In Deutschland breitete sich vom linksradikalen Spektrum aus eine haßerfüllte Grundhaltung gegen alles aus, was unser Schicksal ausmacht, Deutsche zu sein. Wie der Soziologe Helmut Schoeck anhand von Schulbüchern der 1970er Jahre bereits aufgezeigt hat, wurden Schulkinder schon damals planmäßig neurotisiert:
„Wie ein riesiger Staubsauger, der, einem Tintenfisch gleich. mit Dutzenden von Schläuchen aus der Seele des Kindes jeden Winkel absaugt, in dem noch ein Rest Sinn verborgen sein könnte, sind die linken Lernziele und Schulbücher bzw. vom Lehrer selbst zusammengebauten Unterrichtseinheiten ein wohlüberlegtes Instrument zur Abtötung jedes Erlebnisses von Sinn.“
Helmut Schoeck, Kinderverstörung, 1987, S.128.
Die damalige neurotisierte Jugend nähert sich heute bereits dem Ruhestand, nachdem sie weitere Generationen von Kindern indoktriniert hat.

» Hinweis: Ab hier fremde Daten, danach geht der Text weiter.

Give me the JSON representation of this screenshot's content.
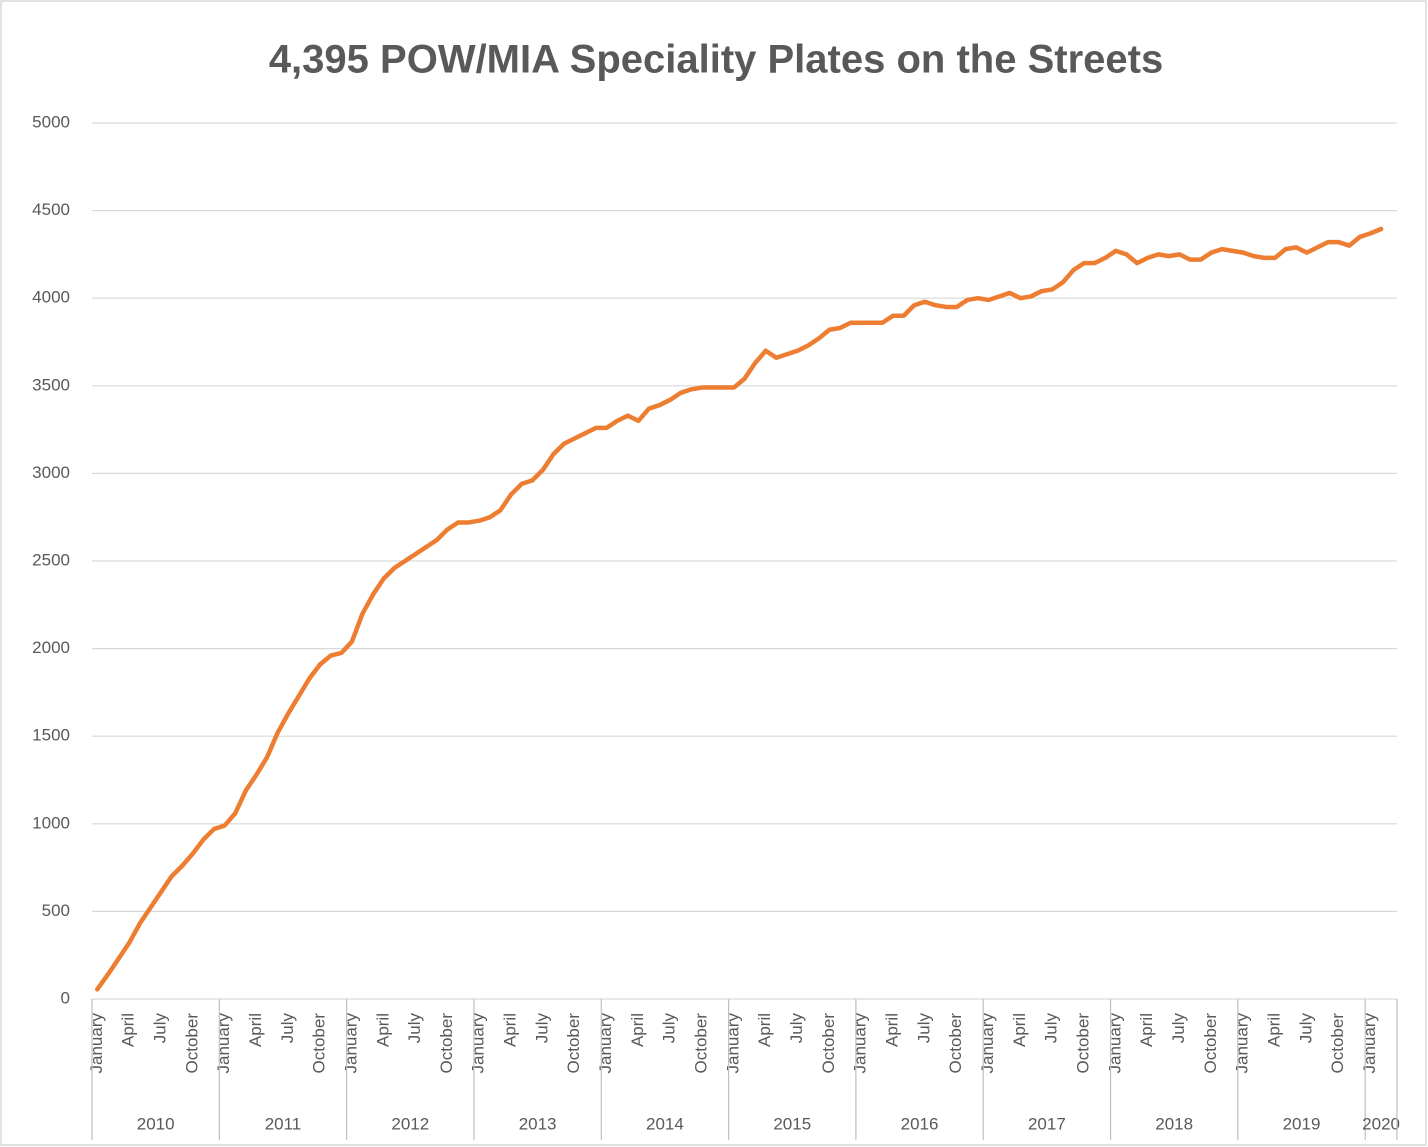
{
  "chart_data": {
    "type": "line",
    "title": "4,395  POW/MIA Speciality Plates on the Streets",
    "categories": [
      "January",
      null,
      null,
      "April",
      null,
      null,
      "July",
      null,
      null,
      "October",
      null,
      null,
      "January",
      null,
      null,
      "April",
      null,
      null,
      "July",
      null,
      null,
      "October",
      null,
      null,
      "January",
      null,
      null,
      "April",
      null,
      null,
      "July",
      null,
      null,
      "October",
      null,
      null,
      "January",
      null,
      null,
      "April",
      null,
      null,
      "July",
      null,
      null,
      "October",
      null,
      null,
      "January",
      null,
      null,
      "April",
      null,
      null,
      "July",
      null,
      null,
      "October",
      null,
      null,
      "January",
      null,
      null,
      "April",
      null,
      null,
      "July",
      null,
      null,
      "October",
      null,
      null,
      "January",
      null,
      null,
      "April",
      null,
      null,
      "July",
      null,
      null,
      "October",
      null,
      null,
      "January",
      null,
      null,
      "April",
      null,
      null,
      "July",
      null,
      null,
      "October",
      null,
      null,
      "January",
      null,
      null,
      "April",
      null,
      null,
      "July",
      null,
      null,
      "October",
      null,
      null,
      "January",
      null,
      null,
      "April",
      null,
      null,
      "July",
      null,
      null,
      "October",
      null,
      null,
      "January",
      null,
      null
    ],
    "year_groups": [
      {
        "label": "2010",
        "count": 12
      },
      {
        "label": "2011",
        "count": 12
      },
      {
        "label": "2012",
        "count": 12
      },
      {
        "label": "2013",
        "count": 12
      },
      {
        "label": "2014",
        "count": 12
      },
      {
        "label": "2015",
        "count": 12
      },
      {
        "label": "2016",
        "count": 12
      },
      {
        "label": "2017",
        "count": 12
      },
      {
        "label": "2018",
        "count": 12
      },
      {
        "label": "2019",
        "count": 12
      },
      {
        "label": "2020",
        "count": 3
      }
    ],
    "series": [
      {
        "name": "POW/MIA",
        "color": "#ED7D31",
        "values": [
          55,
          140,
          230,
          320,
          430,
          520,
          610,
          700,
          760,
          830,
          910,
          970,
          990,
          1060,
          1190,
          1280,
          1380,
          1520,
          1630,
          1730,
          1830,
          1910,
          1960,
          1975,
          2040,
          2200,
          2310,
          2400,
          2460,
          2500,
          2540,
          2580,
          2620,
          2680,
          2720,
          2720,
          2730,
          2750,
          2790,
          2880,
          2940,
          2960,
          3020,
          3110,
          3170,
          3200,
          3230,
          3260,
          3260,
          3300,
          3330,
          3300,
          3370,
          3390,
          3420,
          3460,
          3480,
          3490,
          3490,
          3490,
          3490,
          3540,
          3630,
          3700,
          3660,
          3680,
          3700,
          3730,
          3770,
          3820,
          3830,
          3860,
          3860,
          3860,
          3860,
          3900,
          3900,
          3960,
          3980,
          3960,
          3950,
          3950,
          3990,
          4000,
          3990,
          4010,
          4030,
          4000,
          4010,
          4040,
          4050,
          4090,
          4160,
          4200,
          4200,
          4230,
          4270,
          4250,
          4200,
          4230,
          4250,
          4240,
          4250,
          4220,
          4220,
          4260,
          4280,
          4270,
          4260,
          4240,
          4230,
          4230,
          4280,
          4290,
          4260,
          4290,
          4320,
          4320,
          4300,
          4350,
          4370,
          4395,
          null
        ]
      }
    ],
    "ylim": [
      0,
      5000
    ],
    "yticks": [
      0,
      500,
      1000,
      1500,
      2000,
      2500,
      3000,
      3500,
      4000,
      4500,
      5000
    ],
    "grid": true
  }
}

Was dabei herauskommt, kann man gelegentlich freitags Schule schwänzen sehen: einen Marsch ungebildeter, hirnloser emotionaler Analphabeten, aufgehetzt und hysterisch schreiend balancieren sie täglich auf dem schmalen Grat zwischen selbstverstümmelndem Ritzen und panischer Furcht vor einem Klimatod. In neurotischer Verkürzung der Wunder des Lebens haben sie nur sich zu empören gelernt, und Anti-etwas zu sein ist ihr Lebenssinn. Aus der Empörung
„wird Haß, wird Feindseligkeit gegen die eigenen Bezugspersonen, das eigene Volk und Land, und dieser Haß, so richten es die Schulbuchverfasser ein, muß nun auch noch seine vermeintliche Berechtigung in den Augen des Kindes bekommen: deshalb flößt man ihm den Verdacht ein, die eigene Gesellschaft, die Leute bei uns hätten Hunde ohnehin lieber als Kinder. Jetzt, als verfolgte Minderheit im eigenen Land, kann sich das verstörte Kind mit den fernen Kindern in den Entwicklungsländern voll identifizieren.“
Helmut Schoeck a.a.O. S.108 mit entsprechenden Nachweisen.

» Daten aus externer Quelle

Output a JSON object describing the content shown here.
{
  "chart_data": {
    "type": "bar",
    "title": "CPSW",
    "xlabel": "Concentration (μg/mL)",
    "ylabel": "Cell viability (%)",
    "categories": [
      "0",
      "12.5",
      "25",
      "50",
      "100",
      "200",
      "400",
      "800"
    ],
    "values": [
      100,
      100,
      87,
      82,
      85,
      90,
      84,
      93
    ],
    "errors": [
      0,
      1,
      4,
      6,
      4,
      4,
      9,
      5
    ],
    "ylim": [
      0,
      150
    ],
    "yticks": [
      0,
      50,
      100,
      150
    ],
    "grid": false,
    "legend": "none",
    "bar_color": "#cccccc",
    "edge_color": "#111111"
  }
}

Nach diesem Blick in die Kindheit und Sozialisationsgeschichte der heutigen GRÜNEN wird deutlich, warum der geballte Haß des Linksradikalismus der Vorstellung gilt, das deutsche Volk sei etwas Wertvolles, das man vielleicht sogar verteidigen und beschützen sollte. Jahrgang um Jahrgang wurde vorenthalten, welche vielfältige Geschichte unser Volk hat, das man einst als Volk der Dichter und Denker rühmte. Was aber sollen sie lieben an ihrem Volk, wenn man die in Schulen vermittelte Geschichte von tausend Jahren auf zwölf reduziert und die Kinder nur zu Gedenkstätten der Selbstscham schickt?

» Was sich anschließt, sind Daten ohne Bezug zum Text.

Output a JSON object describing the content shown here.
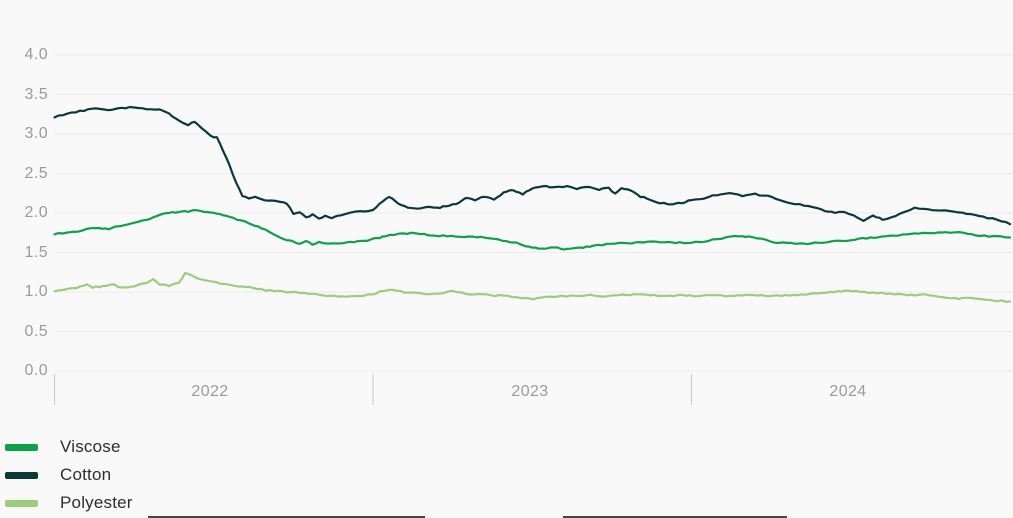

Dadurch wurde das Bewußtsein zentral getroffen, Teil einer überzeitlichen Solidargemeinschaft zu sein, den Vorfahren etwas zu verdanken und eigenen Kindern etwas zu schulden. Doch
“keiner lebt für sich allein. Jeder ist auf Gemeinschaft … in der Abfolge der Generationen angewiesen.”
Wolfgang Schäuble, Wie leben aus der Wurzel des Überlieferten, FAZ 25.8.1995.
Zu dieser Gemeinschaft gehören alle, die sich zum
“deutschen Volkstum als national geprägter Kulturgemeinschaft, nicht als anerkannter oder nicht anerkannter Rechtsinstitution, sondern als einer rechtlicher Wertung a priori vorgegebenen Seinsform, bekennen oder nicht bekennen.”
Friedrich Schröer, Deutsche Volkszugehörigkeit von Minderjährigen, Bayerische Verwaltungsblätter 1973, 148 ff..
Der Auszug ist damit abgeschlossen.